There remain many unknowns that Elderd and Dallas are working to solve through their research.
“Parameters are quite uncertain. Right now part of the effort has been to see the range of parameters like transmission rate or serial interval, or how long between a person getting exposed to showing symptoms and getting infected,” Dallas said. “There’s drastic variation among place and among studies. Even in the same place, there’s many different estimates for those.”
Elderd said that they need more data and testing to outweigh human errors, such as putting the wrong sample in the wrong test tube. He also proposed that testing is randomized within a population.
“If we randomly choose people, we might actually know the prevalence of the disease in the community, and by doing that multiple times, we can get a sequence or a time series of what’s actually going on, whether that be at LSU, Baton Rouge, Louisiana, nationwide, worldwide, anywhere,” Elderd said.
Since delving further into their research, Elderd and Dallas’s perspectives on COVID-19 have changed.
“I grossly underestimated the severity in terms of how fast it would spread just because of my ignorance about the disease since it was so new,” Dallas said. “That’s one thing that has changed a lot in terms of my reading and learning more about it. This is not something we can take lightly by any degree.”
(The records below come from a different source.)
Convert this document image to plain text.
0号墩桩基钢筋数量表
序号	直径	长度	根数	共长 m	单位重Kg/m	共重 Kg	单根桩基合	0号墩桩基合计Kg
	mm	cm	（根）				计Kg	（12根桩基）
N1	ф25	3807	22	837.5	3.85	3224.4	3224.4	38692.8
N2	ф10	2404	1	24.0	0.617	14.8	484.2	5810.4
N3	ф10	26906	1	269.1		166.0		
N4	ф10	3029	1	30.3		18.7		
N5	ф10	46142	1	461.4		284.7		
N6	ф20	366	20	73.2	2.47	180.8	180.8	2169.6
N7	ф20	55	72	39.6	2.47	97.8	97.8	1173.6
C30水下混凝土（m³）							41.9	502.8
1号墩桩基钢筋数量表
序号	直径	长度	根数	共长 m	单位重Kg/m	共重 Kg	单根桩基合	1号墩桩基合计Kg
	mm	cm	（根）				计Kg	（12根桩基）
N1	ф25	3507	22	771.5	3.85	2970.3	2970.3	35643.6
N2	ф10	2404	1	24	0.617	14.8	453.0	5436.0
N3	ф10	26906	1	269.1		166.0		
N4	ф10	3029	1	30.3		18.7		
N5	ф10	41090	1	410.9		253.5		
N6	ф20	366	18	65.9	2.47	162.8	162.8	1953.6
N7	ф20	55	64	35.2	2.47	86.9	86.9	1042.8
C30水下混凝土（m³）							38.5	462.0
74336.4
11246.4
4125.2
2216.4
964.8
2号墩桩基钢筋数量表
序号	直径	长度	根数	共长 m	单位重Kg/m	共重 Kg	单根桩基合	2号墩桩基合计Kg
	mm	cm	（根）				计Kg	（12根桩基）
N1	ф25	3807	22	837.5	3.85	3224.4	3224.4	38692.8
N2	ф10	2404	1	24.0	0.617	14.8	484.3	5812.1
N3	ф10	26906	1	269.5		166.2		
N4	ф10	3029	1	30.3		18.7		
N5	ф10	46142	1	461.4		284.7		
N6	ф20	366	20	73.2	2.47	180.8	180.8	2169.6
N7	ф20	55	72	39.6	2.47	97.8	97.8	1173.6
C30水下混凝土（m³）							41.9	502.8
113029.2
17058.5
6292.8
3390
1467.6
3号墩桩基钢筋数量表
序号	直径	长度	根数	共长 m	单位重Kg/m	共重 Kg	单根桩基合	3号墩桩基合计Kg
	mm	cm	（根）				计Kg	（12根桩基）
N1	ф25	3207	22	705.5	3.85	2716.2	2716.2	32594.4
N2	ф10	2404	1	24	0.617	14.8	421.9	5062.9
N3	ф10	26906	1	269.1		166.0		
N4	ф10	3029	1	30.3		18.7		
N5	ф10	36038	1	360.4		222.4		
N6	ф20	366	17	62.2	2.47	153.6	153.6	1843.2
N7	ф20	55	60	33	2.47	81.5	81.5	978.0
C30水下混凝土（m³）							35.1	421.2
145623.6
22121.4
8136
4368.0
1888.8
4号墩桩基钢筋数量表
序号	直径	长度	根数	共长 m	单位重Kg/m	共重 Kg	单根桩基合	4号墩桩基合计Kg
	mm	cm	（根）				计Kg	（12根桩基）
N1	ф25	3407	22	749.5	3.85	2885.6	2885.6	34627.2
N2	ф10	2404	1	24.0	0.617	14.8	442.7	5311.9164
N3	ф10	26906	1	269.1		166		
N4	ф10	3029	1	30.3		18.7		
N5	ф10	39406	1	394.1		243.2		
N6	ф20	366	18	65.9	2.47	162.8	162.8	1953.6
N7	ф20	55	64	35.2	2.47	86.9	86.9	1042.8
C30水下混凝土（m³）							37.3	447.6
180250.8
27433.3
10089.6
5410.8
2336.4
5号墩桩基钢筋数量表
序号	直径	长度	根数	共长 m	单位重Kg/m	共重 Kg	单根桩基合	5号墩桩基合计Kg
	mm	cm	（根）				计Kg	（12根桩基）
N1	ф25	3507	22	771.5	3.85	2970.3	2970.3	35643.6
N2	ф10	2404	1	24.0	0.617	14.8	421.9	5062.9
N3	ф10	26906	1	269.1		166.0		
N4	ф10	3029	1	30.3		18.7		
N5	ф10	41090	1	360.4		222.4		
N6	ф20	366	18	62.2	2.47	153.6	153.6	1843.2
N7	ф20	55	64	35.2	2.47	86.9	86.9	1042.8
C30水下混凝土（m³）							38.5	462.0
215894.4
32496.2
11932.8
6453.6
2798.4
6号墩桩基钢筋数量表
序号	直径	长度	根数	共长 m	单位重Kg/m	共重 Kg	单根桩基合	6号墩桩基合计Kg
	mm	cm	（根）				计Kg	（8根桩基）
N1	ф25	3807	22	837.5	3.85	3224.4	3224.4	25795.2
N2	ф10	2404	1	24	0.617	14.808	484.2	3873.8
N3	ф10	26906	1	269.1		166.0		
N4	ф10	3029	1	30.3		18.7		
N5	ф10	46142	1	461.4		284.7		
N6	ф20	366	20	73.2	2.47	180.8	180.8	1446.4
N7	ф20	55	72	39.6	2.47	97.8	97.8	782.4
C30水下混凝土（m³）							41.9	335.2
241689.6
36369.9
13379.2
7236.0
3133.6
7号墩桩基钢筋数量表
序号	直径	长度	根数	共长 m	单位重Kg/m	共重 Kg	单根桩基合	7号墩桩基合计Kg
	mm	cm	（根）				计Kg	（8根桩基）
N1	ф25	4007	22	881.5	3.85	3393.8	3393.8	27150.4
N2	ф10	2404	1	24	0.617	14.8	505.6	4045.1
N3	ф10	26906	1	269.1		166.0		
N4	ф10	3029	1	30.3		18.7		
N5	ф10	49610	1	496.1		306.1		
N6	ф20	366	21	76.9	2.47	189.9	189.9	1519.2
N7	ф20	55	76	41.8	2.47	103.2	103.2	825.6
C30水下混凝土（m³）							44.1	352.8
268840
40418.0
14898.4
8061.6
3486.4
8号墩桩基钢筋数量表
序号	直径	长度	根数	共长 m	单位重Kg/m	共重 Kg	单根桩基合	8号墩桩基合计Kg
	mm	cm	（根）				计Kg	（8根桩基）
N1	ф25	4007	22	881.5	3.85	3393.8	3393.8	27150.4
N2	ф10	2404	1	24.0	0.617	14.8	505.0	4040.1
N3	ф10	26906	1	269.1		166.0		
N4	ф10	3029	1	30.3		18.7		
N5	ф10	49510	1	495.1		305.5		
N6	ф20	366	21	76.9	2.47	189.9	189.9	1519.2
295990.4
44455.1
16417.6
Elderd said he thought the research would be hard, but he didn’t think it would be “as bad.”
“The other thing that shifted is the fact that we had this basic idea of how disease runs through the population that we’ve known about since the 1930s,” Elderd said. “It’s been tested again and again. We have science behind this, and we know how best to deal with a lot of these things, and we have recommendations from scientists. Why are we not looking at the science? It would have been a lot better if we had decided to listen to the scientists and not make it a political thing.”